Precision Roll Grinders Inc.

The name pretty much sums up the business – Precision Roll Grinders Inc. But like all high art, it may look easy, but it is difficult to attain. Coming as close to perfection as they can – within 20 millionths of an inch or a 100th the thickness of a human hair – Precision Roll Grinders’ employees round out their work days providing some of the highest accuracy.

The number of industries that rely on faultless rotation include manufacturers of pulp and paper, steel, non-woven textiles, plastic, aluminum, rubber, turbines and compressors, forest and food products, flooring, film and even chocolate. Additionally, Precision Roll Grind­ers Inc. grinds shafts for wind and power generators, submarines and ships.

Founded in 1970 by the Syrbius and Schildge families – three of whose members are on the board of directors along with Chairman of the Board George Schildge – Precision Roll Grind­ers Inc. has relied on equipment from Waldrich Seigen since its founding.

“After the equipment purchase, we will go through a runoff protocol at that manufacturer,” President and CEO Jim Manley explains. “Theirs is the only equipment that is able to attain the tolerances and aspects that we have set throughout the purchase for the equipment. We just feel that Waldrich Seigen has provided us with the best equipment that gives us the best control in the grinding process for the tolerances that we are trying to obtain for our customers.”

Why Grind?

As it does with many things, time wears everything. “Over time, in any continuous process industry, the product that is run between the rolls will wear the roll surface,” Manley concedes. “So the surface needs to be ground to reestablish the necessary surface finish, tolerances and profile on the roll again to perform satisfactorily.”

The universal grinding machines rotate the customers’ rolls past measuring instrumentation that verifies various geometric attributes of the rolls. “You’re looking to make sure the profile of the roll matches the target profile,” Manley explains. That in­cludes whether the roll’s target profile is straight or if it has a concave, convex or compound crown.

“All rolls deflect,” Manley declares. “If you support a beam, on the ends it deflects in the center. A crown tries to compensate for that deflection based on the loading of the roll.” That crown may be as little as 2 or 3 thousandths of an inch on diameter. “We have seen crowns as high as 100 to 125 thousandths of an inch on diameter de­pending on the size of the rolls.”

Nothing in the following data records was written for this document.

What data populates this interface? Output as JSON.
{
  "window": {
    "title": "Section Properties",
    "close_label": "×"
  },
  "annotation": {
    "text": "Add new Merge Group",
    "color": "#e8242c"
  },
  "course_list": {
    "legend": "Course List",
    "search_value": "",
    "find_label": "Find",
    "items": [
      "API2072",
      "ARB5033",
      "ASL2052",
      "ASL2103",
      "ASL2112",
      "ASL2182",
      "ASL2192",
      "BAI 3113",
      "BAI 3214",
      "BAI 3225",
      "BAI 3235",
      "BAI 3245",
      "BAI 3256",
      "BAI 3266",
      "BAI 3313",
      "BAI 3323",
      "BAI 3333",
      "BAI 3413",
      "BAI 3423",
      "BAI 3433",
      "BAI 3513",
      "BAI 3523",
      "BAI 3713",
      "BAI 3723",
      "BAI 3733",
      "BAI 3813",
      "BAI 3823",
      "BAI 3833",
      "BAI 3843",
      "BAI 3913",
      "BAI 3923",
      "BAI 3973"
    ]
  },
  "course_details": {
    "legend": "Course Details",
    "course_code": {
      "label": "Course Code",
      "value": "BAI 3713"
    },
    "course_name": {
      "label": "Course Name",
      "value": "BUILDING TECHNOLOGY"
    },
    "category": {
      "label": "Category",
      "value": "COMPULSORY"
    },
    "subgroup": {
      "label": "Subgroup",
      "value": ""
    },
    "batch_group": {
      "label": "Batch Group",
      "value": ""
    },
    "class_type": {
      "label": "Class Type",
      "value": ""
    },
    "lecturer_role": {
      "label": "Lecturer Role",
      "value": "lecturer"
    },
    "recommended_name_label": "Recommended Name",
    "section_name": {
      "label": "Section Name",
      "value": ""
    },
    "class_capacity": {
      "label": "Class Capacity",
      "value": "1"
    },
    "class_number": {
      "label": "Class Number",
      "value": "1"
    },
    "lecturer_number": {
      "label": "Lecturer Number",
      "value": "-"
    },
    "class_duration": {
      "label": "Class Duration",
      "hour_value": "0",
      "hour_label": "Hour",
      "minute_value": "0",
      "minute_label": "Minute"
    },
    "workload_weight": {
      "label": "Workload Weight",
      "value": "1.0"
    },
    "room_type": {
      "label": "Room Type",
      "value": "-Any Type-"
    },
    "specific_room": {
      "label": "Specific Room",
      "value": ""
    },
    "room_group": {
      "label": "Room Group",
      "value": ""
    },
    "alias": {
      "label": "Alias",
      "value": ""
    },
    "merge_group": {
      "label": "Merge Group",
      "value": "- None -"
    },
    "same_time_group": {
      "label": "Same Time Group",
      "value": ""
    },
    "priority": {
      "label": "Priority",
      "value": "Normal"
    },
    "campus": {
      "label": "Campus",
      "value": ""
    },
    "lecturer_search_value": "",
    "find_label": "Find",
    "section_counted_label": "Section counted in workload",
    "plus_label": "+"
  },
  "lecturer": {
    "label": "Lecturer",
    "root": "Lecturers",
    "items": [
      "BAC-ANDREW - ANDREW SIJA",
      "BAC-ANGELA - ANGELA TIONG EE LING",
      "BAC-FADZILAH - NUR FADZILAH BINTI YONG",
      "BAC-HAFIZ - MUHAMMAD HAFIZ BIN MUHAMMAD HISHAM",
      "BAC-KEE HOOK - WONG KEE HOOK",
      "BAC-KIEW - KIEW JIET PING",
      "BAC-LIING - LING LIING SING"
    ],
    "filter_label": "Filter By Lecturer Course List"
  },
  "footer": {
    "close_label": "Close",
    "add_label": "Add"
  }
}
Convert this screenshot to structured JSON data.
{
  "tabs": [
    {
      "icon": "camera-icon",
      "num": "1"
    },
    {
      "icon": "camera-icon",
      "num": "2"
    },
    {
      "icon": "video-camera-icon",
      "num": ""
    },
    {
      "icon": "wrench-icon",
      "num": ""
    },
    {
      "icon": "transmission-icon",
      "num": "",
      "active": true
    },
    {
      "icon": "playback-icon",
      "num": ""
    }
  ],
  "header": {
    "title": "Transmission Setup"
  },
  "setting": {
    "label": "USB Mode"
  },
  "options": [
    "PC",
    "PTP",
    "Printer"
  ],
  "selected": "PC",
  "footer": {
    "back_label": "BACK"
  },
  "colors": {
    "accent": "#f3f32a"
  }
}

Precision Roll Grinders’ method is to grinds rolls on the journals. “If you don’t grind from the journals, you’re grinding from the bearings and whatever inaccuracy that exists in the bearings,” Manley explains. “When you grind on the journal, you basically take all the variability of the bearings out of the equation.”

Round Out the Rolls

Computerization of equipment over the years has sped up the measuring process, storage and information transfer for reporting. The company’s 24-Point Spec Check puts rolls through 24 quality checkpoints to ensure they meet specifications. This generates documentation of the roll’s specs.

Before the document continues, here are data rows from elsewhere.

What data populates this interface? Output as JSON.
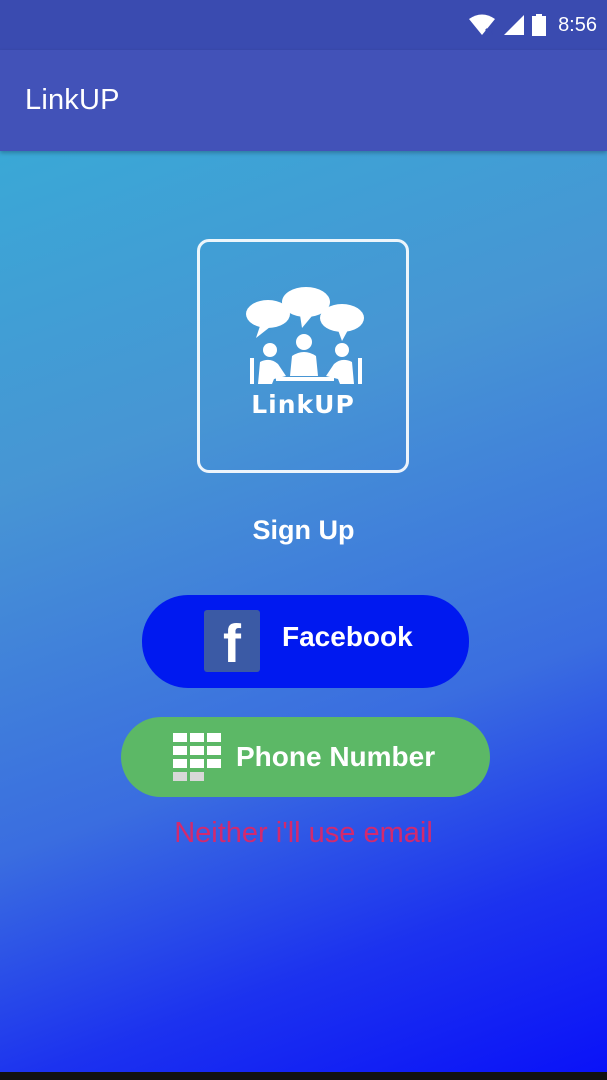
{
  "status_bar": {
    "time": "8:56",
    "icons": [
      "wifi-icon",
      "signal-icon",
      "battery-icon"
    ]
  },
  "app_bar": {
    "title": "LinkUP"
  },
  "logo": {
    "text": "LinkUP",
    "icon": "people-chat-logo-icon"
  },
  "sign_up": {
    "heading": "Sign Up",
    "facebook_label": "Facebook",
    "facebook_icon": "facebook-icon",
    "phone_label": "Phone Number",
    "phone_icon": "grid-keypad-icon",
    "email_link": "Neither i'll use email"
  },
  "colors": {
    "status_bar": "#3a4bb0",
    "app_bar": "#4252b8",
    "facebook_button": "#0019f0",
    "phone_button": "#5cb866",
    "email_link": "#d22a6e",
    "gradient_start": "#3aa8d6",
    "gradient_end": "#0a12f8"
  }
}
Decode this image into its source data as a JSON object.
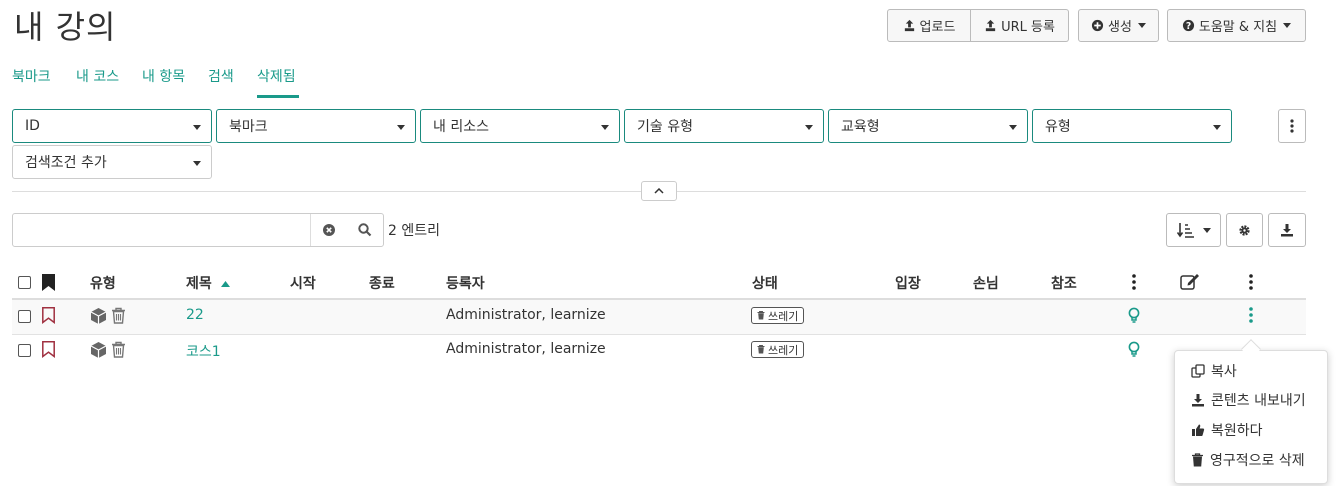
{
  "page_title": "내 강의",
  "header_buttons": {
    "upload": "업로드",
    "url_register": "URL 등록",
    "create": "생성",
    "help": "도움말 & 지침"
  },
  "tabs": [
    "북마크",
    "내 코스",
    "내 항목",
    "검색",
    "삭제됨"
  ],
  "active_tab": "삭제됨",
  "filters": [
    "ID",
    "북마크",
    "내 리소스",
    "기술 유형",
    "교육형",
    "유형"
  ],
  "add_filter": "검색조건 추가",
  "search": {
    "value": "",
    "placeholder": ""
  },
  "entry_count": "2 엔트리",
  "columns": {
    "type": "유형",
    "title": "제목",
    "start": "시작",
    "end": "종료",
    "registrant": "등록자",
    "status": "상태",
    "entry": "입장",
    "guest": "손님",
    "reference": "참조"
  },
  "rows": [
    {
      "title": "22",
      "registrant": "Administrator, learnize",
      "status": "쓰레기"
    },
    {
      "title": "코스1",
      "registrant": "Administrator, learnize",
      "status": "쓰레기"
    }
  ],
  "context_menu": {
    "copy": "복사",
    "export": "콘텐츠 내보내기",
    "restore": "복원하다",
    "delete_forever": "영구적으로 삭제"
  },
  "colors": {
    "accent": "#1a9a8a",
    "bookmark": "#a03040"
  }
}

“Some mechanical and computerized modification to the equipment over time has enabled the process to be sped up,” Manley says. “The b axis – which is the face of the grinding wheel – can pivot left and right, so if you’re grinding a roll that has a concave or convex crown, the grinding wheel can pivot to stay parallel to the roll face as it travels up one side of the crown and down the other side. That technology was introduced in the mid-2000s.”

Precision Roll Grinders can grind rolls made of steel and stainless steel, chilled cast iron, forged steel, granite, copper and brass, or ones that are chrome-plated, engraved or coated with carbide or ceramic, or covered with rubber, composite or poly­ur­eth­ane. It has four locations – Allentown, Pa.; Carrollton, Ga.; Lewisport, Ky.; and Texarkana, Ark.; – and its customers are within a reasonable proximity of the plants. Transportation of the large rolls the company specializes in – which may measure up to 600 inches in length and up to 102 inches in diameter – is mostly by truck.

“We continue to look for new opportunities, not only opening new facilities, but the possibility of acquisition to maintain our focus on our core competencies – rotational components – and venturing off into new market segments we currently are not involved with,” Manley says. “Right now, we’re spending some time investigating the petrochemical industry. We are very early in the stage of the investigation. We’re spending additional time trying to understand the opportunities that may exist in the wind energy sector. That’s a relatively new market for us. We’ve been involved with that market for about two years now.”

When comparing rolls ground by different vendors, FPInnovations, a Canadian research firm specializing in paper industry quality improvement processes, has found that Precision Roll Grinders is the industry leader in uniformity of roll surfaces. Variations across the surface of a roll can result in uneven wear on the paper or other material being processed, creating an inconsistent final product and often causing equipment shutdowns.